With its aptly named proprietary GPS platform, Xilio is creating immunotherapies that preferentially bind their targets in tumors while minimizing activity in healthy tissues.
In pre-clinical studies, XTX101 demonstrated tumor-selective biological activity and robust tumor growth inhibition and resulted in complete responses in murine cancer models. The experimental therapy also showed improved tolerability compared to fellow anti-CTLA-4 monoclonal antibody, ipilimumab.
Xilio, which has three other programs in development including XTX202, a tumor-selective IL-2 agonist, is just on the cusp of taking its work to the next level.
“This first IND acceptance for Xilio represents a significant milestone for us as we transition to a clinical-stage organization,” said Huber.
The company will waste no time getting into the clinic, as it plans to initiate a Phase I trial during the second half of 2021 to study XTX101 both as a monotherapy and in combination with Merck’s blockbuster anti-PD-1 (programmed death receptor-1) drug, KEYTRUDA®, in solid tumors.

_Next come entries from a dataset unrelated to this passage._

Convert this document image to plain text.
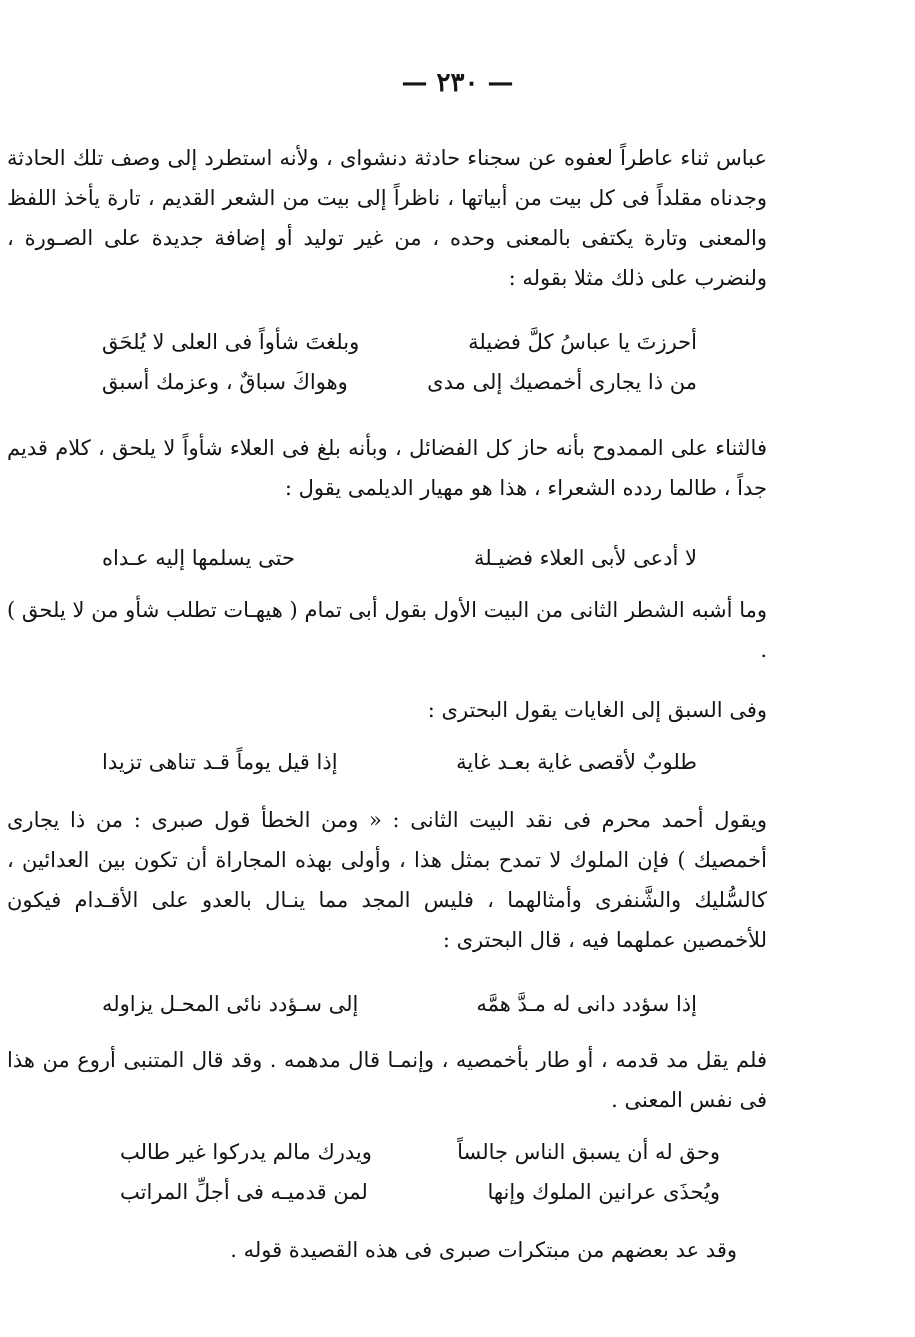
— ٢٣٠ —
عباس ثناء عاطراً لعفوه عن سجناء حادثة دنشواى ، ولأنه استطرد إلى وصف تلك الحادثة وجدناه مقلداً فى كل بيت من أبياتها ، ناظراً إلى بيت من الشعر القديم ، تارة يأخذ اللفظ والمعنى وتارة يكتفى بالمعنى وحده ، من غير توليد أو إضافة جديدة على الصـورة ، ولنضرب على ذلك مثلا بقوله :
أحرزتَ يا عباسُ كلَّ فضيلة
وبلغتَ شأواً فى العلى لا يُلحَق
من ذا يجارى أخمصيك إلى مدى
وهواكَ سباقٌ ، وعزمك أسبق
فالثناء على الممدوح بأنه حاز كل الفضائل ، وبأنه بلغ فى العلاء شأواً لا يلحق ، كلام قديم جداً ، طالما ردده الشعراء ، هذا هو مهيار الديلمى يقول :
لا أدعى لأبى العلاء فضيـلة
حتى يسلمها إليه عـداه
وما أشبه الشطر الثانى من البيت الأول بقول أبى تمام ( هيهـات تطلب شأو من لا يلحق ) .
وفى السبق إلى الغايات يقول البحترى :
طلوبٌ لأقصى غاية بعـد غاية
إذا قيل يوماً قـد تناهى تزيدا
ويقول أحمد محرم فى نقد البيت الثانى : « ومن الخطأ قول صبرى : من ذا يجارى أخمصيك ) فإن الملوك لا تمدح بمثل هذا ، وأولى بهذه المجاراة أن تكون بين العدائين ، كالسُّليك والشَّنفرى وأمثالهما ، فليس المجد مما ينـال بالعدو على الأقـدام فيكون للأخمصين عملهما فيه ، قال البحترى :
إذا سؤدد دانى له مـدَّ همَّه
إلى سـؤدد نائى المحـل يزاوله
فلم يقل مد قدمه ، أو طار بأخمصيه ، وإنمـا قال مدهمه . وقد قال المتنبى أروع من هذا فى نفس المعنى .
وحق له أن يسبق الناس جالساً
ويدرك مالم يدركوا غير طالب
ويُحذَى عرانين الملوك وإنها
لمن قدميـه فى أجلِّ المراتب
وقد عد بعضهم من مبتكرات صبرى فى هذه القصيدة قوله .
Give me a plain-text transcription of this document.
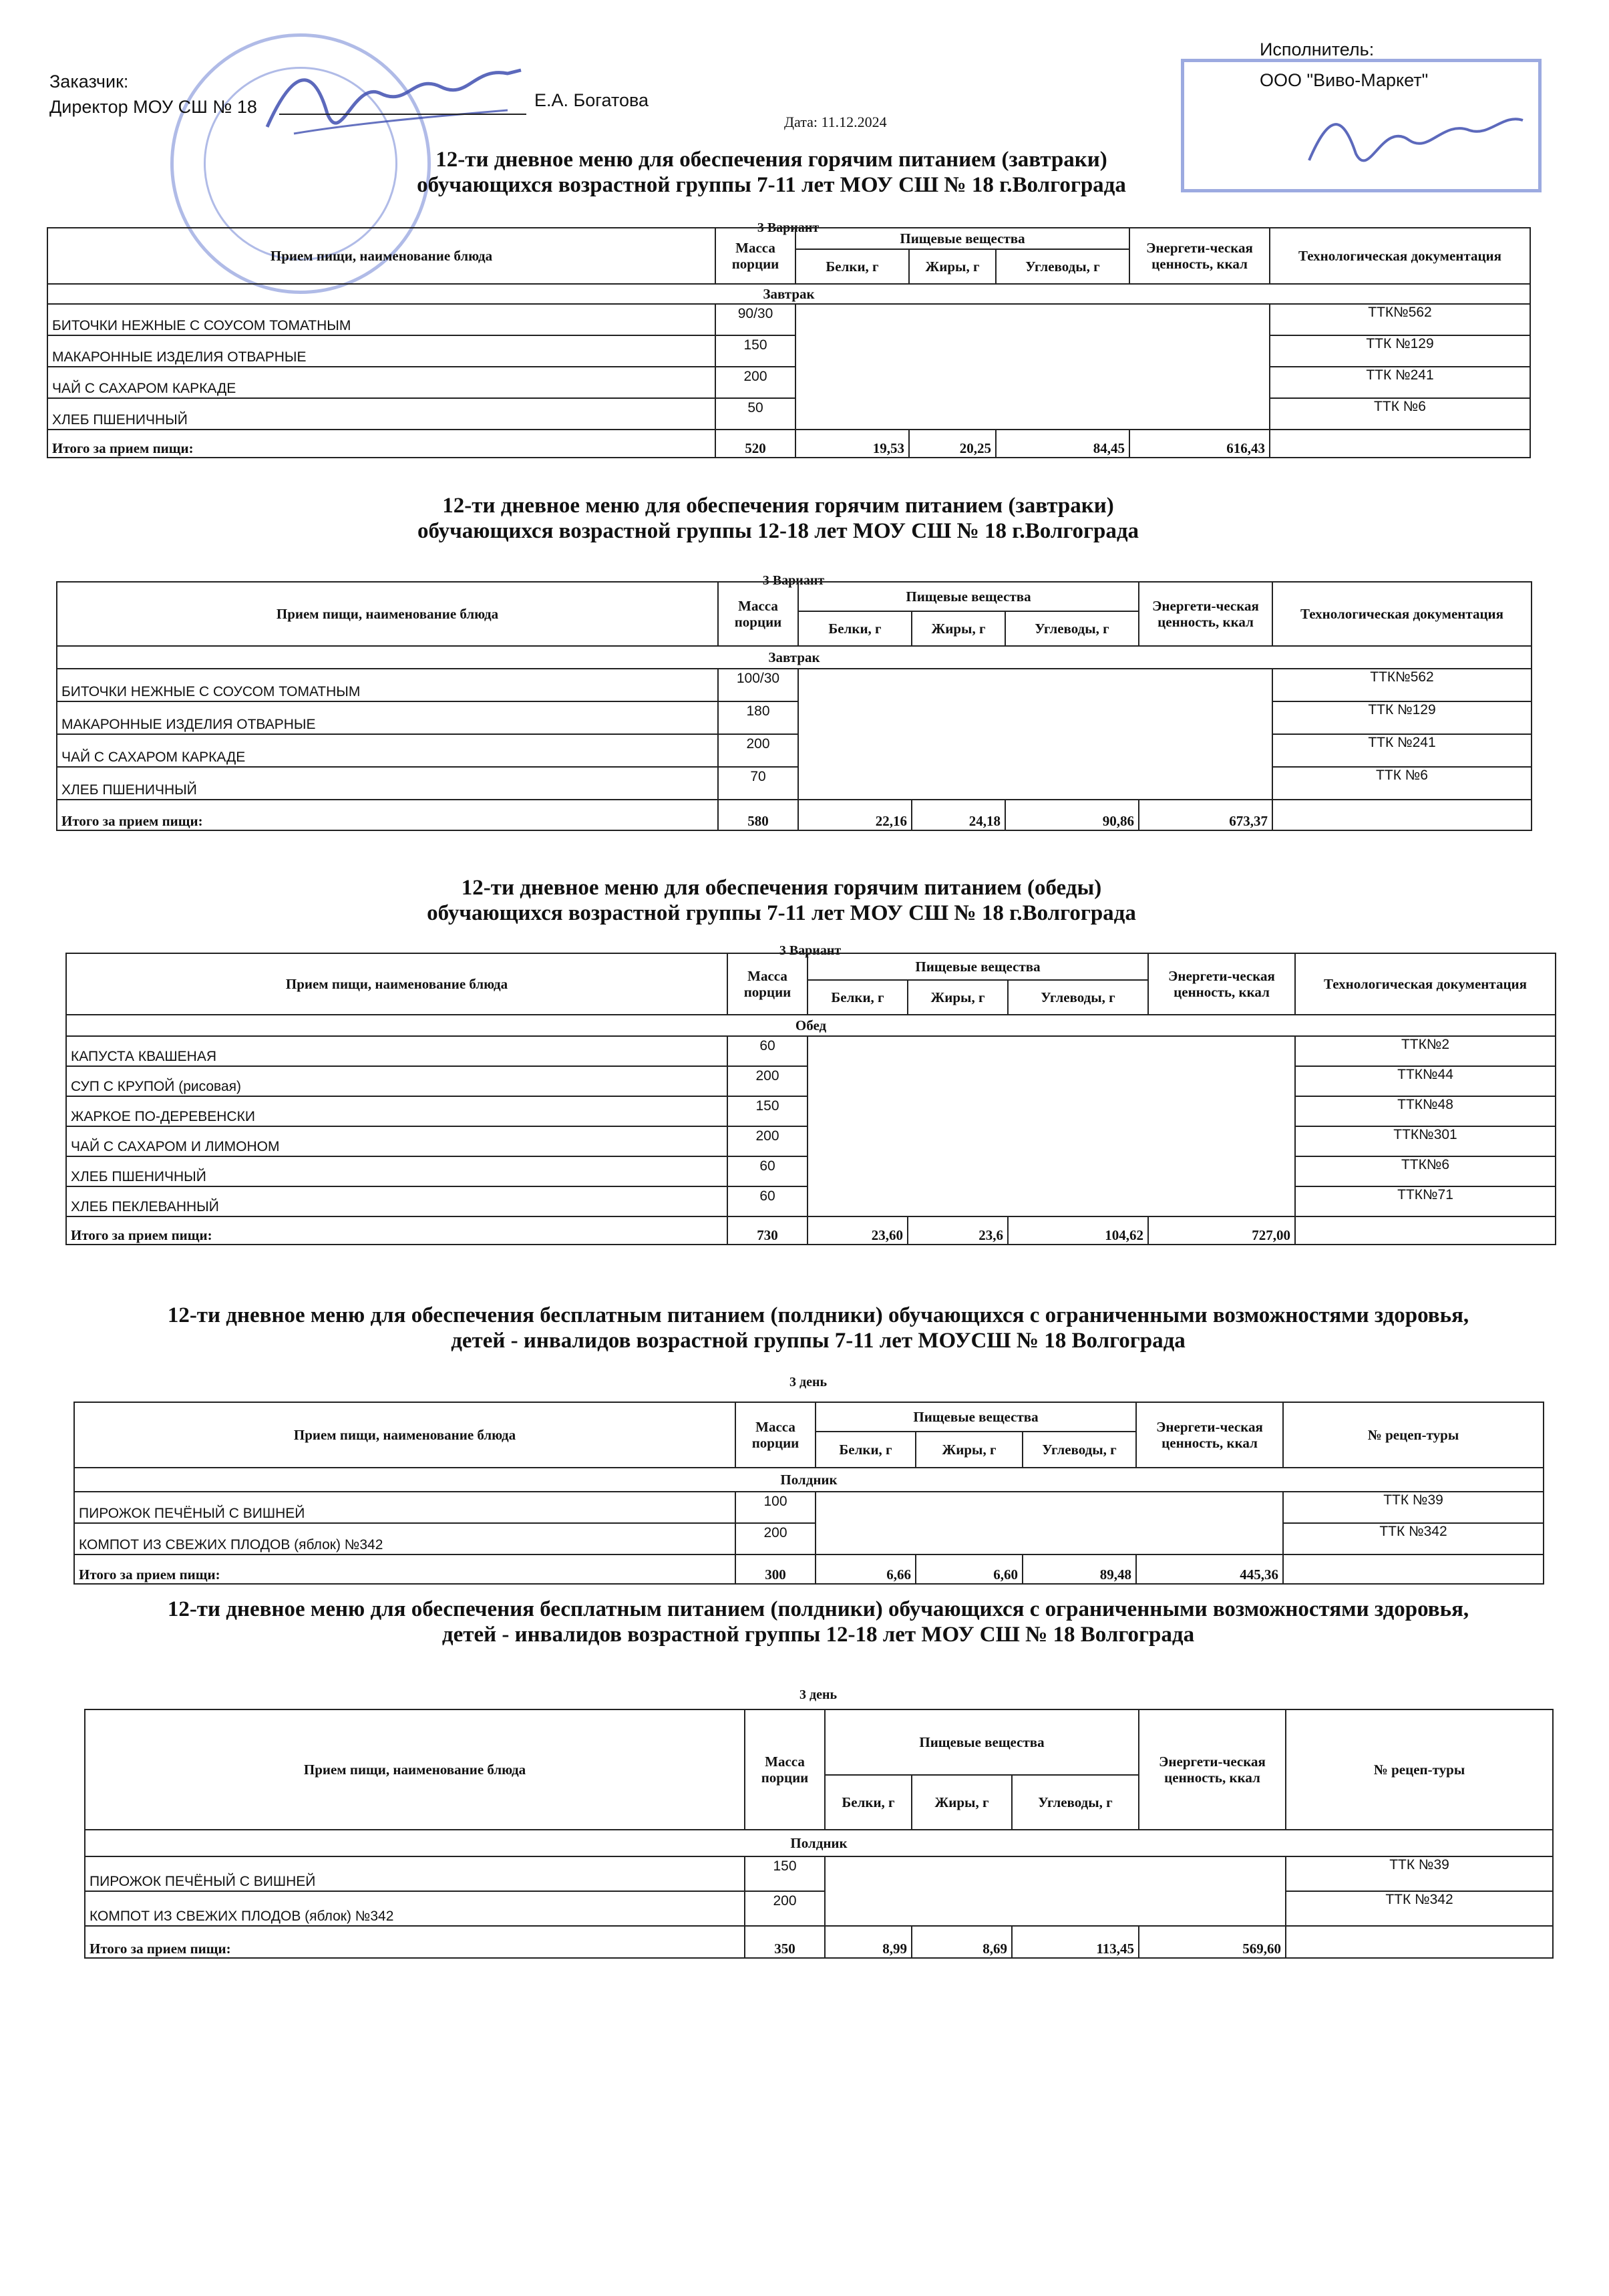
Заказчик:
Директор МОУ СШ № 18	Е.А. Богатова
Исполнитель:
ООО "Виво-Маркет"
Дата: 11.12.2024
12-ти дневное меню для обеспечения горячим питанием (завтраки)
обучающихся возрастной группы 7-11 лет МОУ СШ № 18 г.Волгограда
3 Вариант
Прием пищи, наименование блюда	Масса порции	Пищевые вещества			Энергети-ческая ценность, ккал	Технологическая документация
		Белки, г	Жиры, г	Углеводы, г		
Завтрак						
БИТОЧКИ НЕЖНЫЕ С СОУСОМ ТОМАТНЫМ	90/30					ТТК№562
МАКАРОННЫЕ ИЗДЕЛИЯ ОТВАРНЫЕ	150					ТТК №129
ЧАЙ С САХАРОМ КАРКАДЕ	200					ТТК №241
ХЛЕБ ПШЕНИЧНЫЙ	50					ТТК №6
Итого за прием пищи:	520	19,53	20,25	84,45	616,43	
12-ти дневное меню для обеспечения горячим питанием (завтраки)
обучающихся возрастной группы 12-18 лет МОУ СШ № 18 г.Волгограда
3 Вариант
Прием пищи, наименование блюда	Масса порции	Пищевые вещества			Энергети-ческая ценность, ккал	Технологическая документация
		Белки, г	Жиры, г	Углеводы, г		
Завтрак						
БИТОЧКИ НЕЖНЫЕ С СОУСОМ ТОМАТНЫМ	100/30					ТТК№562
МАКАРОННЫЕ ИЗДЕЛИЯ ОТВАРНЫЕ	180					ТТК №129
ЧАЙ С САХАРОМ КАРКАДЕ	200					ТТК №241
ХЛЕБ ПШЕНИЧНЫЙ	70					ТТК №6
Итого за прием пищи:	580	22,16	24,18	90,86	673,37	
12-ти дневное меню для обеспечения горячим питанием (обеды)
обучающихся возрастной группы 7-11 лет МОУ СШ № 18 г.Волгограда
3 Вариант
Прием пищи, наименование блюда	Масса порции	Пищевые вещества			Энергети-ческая ценность, ккал	Технологическая документация
		Белки, г	Жиры, г	Углеводы, г		
Обед						
КАПУСТА КВАШЕНАЯ	60					ТТК№2
СУП С КРУПОЙ (рисовая)	200					ТТК№44
ЖАРКОЕ ПО-ДЕРЕВЕНСКИ	150					ТТК№48
ЧАЙ С САХАРОМ И ЛИМОНОМ	200					ТТК№301
ХЛЕБ ПШЕНИЧНЫЙ	60					ТТК№6
ХЛЕБ ПЕКЛЕВАННЫЙ	60					ТТК№71
Итого за прием пищи:	730	23,60	23,6	104,62	727,00	
12-ти дневное меню для обеспечения бесплатным питанием (полдники) обучающихся с ограниченными возможностями здоровья,
детей - инвалидов возрастной группы 7-11 лет МОУСШ № 18 Волгограда
3 день
Прием пищи, наименование блюда	Масса порции	Пищевые вещества			Энергети-ческая ценность, ккал	№ рецеп-туры
		Белки, г	Жиры, г	Углеводы, г		
Полдник						
ПИРОЖОК ПЕЧЁНЫЙ С ВИШНЕЙ	100					ТТК №39
КОМПОТ ИЗ СВЕЖИХ ПЛОДОВ (яблок) №342	200					ТТК №342
Итого за прием пищи:	300	6,66	6,60	89,48	445,36	
12-ти дневное меню для обеспечения бесплатным питанием (полдники) обучающихся с ограниченными возможностями здоровья,
детей - инвалидов возрастной группы 12-18 лет МОУ СШ № 18 Волгограда
3 день
Прием пищи, наименование блюда	Масса порции	Пищевые вещества			Энергети-ческая ценность, ккал	№ рецеп-туры
		Белки, г	Жиры, г	Углеводы, г		
Полдник						
ПИРОЖОК ПЕЧЁНЫЙ С ВИШНЕЙ	150					ТТК №39
КОМПОТ ИЗ СВЕЖИХ ПЛОДОВ (яблок) №342	200					ТТК №342
Итого за прием пищи:	350	8,99	8,69	113,45	569,60	
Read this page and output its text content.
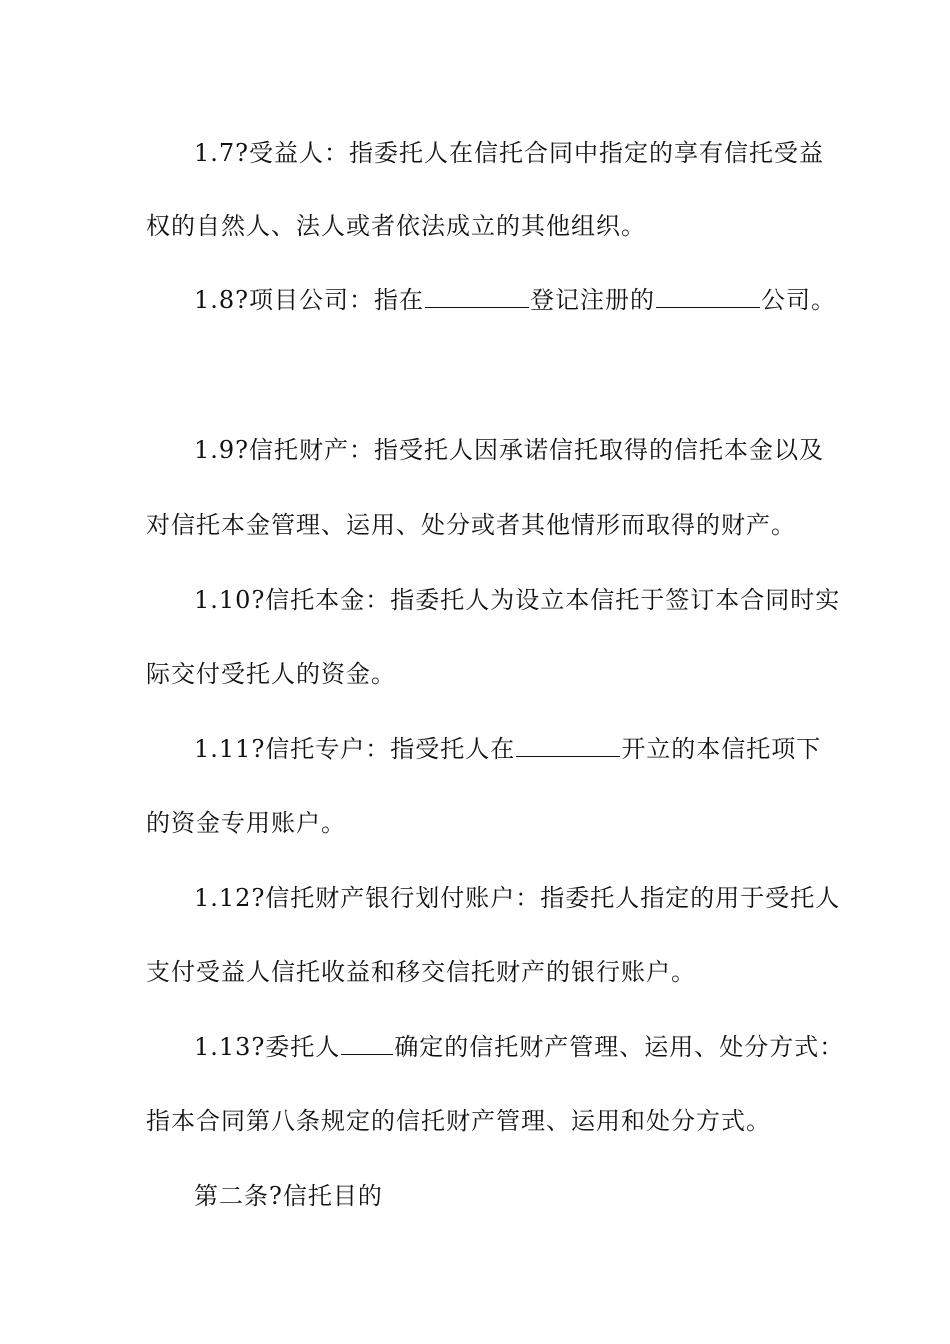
1.7?受益人：指委托人在信托合同中指定的享有信托受益
权的自然人、法人或者依法成立的其他组织。
1.8?项目公司：指在	登记注册的	公司。
1.9?信托财产：指受托人因承诺信托取得的信托本金以及
对信托本金管理、运用、处分或者其他情形而取得的财产。
1.10?信托本金：指委托人为设立本信托于签订本合同时实
际交付受托人的资金。
1.11?信托专户：指受托人在	开立的本信托项下
的资金专用账户。
1.12?信托财产银行划付账户：指委托人指定的用于受托人
支付受益人信托收益和移交信托财产的银行账户。
1.13?委托人 确定的信托财产管理、运用、处分方式：
指本合同第八条规定的信托财产管理、运用和处分方式。
第二条?信托目的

Soon after presenting data in early May that showed optimistic combination potential with an anti-PD-1 therapy, Xilio established a clinical trial collaboration with Merck to evaluate the two drugs together.
“XTX101 is designed to be tumor-selective and based on data observed in preclinical studies, we believe it could be an ideal CTLA-4-targeting candidate to combine with checkpoint inhibitors like KEYTRUDA,” Huber said at the time.
Today’s announcement caps what has been a significant first half of 2021 for Xilio, which raised $95 million in a Series C round in February. The funds will be used to advance both XTX101 and XTX202 into the clinic.